The Marine was killed in action Saturday in the volatile western Anbar province, the military said. The Marine, assigned to the 1st Marine Expeditionary Force, was killed "while conducting security and stabilization operations" in Anbar, a military statement said.
No further details were immediately available. Anbar contains the battleground cities of Ramadi and Fallujah.
The Marine's identity was not released. As of Saturday, at least 1,287 members of the U.S. military have died since the beginning of the Iraq war in March 2003, according to an Associated Press count.
The 14 Americans were wounded in separate attacks in northern Iraq. One car bombing and ambush wounded eight soldiers, prompting an American warplane to drop a 500-pound bomb on an insurgent position in Mosul.
"The commanders on the ground felt the attack was heavy enough to call in close air support," military spokeswoman Capt. Angela Bowman said.

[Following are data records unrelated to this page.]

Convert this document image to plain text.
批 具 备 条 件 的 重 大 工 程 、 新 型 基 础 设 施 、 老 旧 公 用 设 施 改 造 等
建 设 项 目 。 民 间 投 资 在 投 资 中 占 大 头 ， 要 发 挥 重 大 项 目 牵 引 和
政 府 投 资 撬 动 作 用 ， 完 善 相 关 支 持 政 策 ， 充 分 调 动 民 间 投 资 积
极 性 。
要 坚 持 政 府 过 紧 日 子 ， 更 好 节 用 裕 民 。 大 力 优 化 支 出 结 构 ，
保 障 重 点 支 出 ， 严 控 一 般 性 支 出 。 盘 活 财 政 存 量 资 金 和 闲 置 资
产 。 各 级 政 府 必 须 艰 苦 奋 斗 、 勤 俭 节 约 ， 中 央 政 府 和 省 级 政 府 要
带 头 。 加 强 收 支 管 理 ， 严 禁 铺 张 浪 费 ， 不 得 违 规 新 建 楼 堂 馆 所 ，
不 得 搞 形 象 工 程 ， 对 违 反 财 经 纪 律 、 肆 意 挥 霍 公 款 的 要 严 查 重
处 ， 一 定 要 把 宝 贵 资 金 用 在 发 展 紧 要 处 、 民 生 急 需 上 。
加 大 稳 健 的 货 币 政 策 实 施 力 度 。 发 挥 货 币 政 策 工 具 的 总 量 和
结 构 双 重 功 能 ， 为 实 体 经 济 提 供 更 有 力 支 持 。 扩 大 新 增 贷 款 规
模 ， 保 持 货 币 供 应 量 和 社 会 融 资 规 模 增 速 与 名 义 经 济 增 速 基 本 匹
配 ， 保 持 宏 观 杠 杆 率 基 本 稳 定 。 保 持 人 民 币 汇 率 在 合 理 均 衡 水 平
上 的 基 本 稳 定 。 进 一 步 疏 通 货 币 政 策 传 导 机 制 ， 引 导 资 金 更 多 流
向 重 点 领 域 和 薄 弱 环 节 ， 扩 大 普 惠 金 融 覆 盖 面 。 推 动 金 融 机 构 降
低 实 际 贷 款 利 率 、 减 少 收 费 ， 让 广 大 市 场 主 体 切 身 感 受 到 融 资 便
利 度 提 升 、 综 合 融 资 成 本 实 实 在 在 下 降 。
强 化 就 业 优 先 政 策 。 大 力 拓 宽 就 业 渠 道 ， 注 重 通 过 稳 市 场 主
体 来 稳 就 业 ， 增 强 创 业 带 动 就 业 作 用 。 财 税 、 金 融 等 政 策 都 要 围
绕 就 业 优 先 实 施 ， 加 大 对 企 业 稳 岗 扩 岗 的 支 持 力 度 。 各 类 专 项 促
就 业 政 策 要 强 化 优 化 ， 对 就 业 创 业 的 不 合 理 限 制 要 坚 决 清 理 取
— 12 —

Violence continues to grip the Sunni-dominated areas in central Iraq despite last month's U.S.-led assault on the main insurgent stronghold of Fallujah and on an area south of Baghdad. That attack was launched to try to curb the insurgency so parliamentary elections could be held nationwide Jan. 30.
The latest attacks appear to be part of a sweeping intimidation campaign aimed at foiling those elections, in part by killing Iraqis who cooperate with the United States.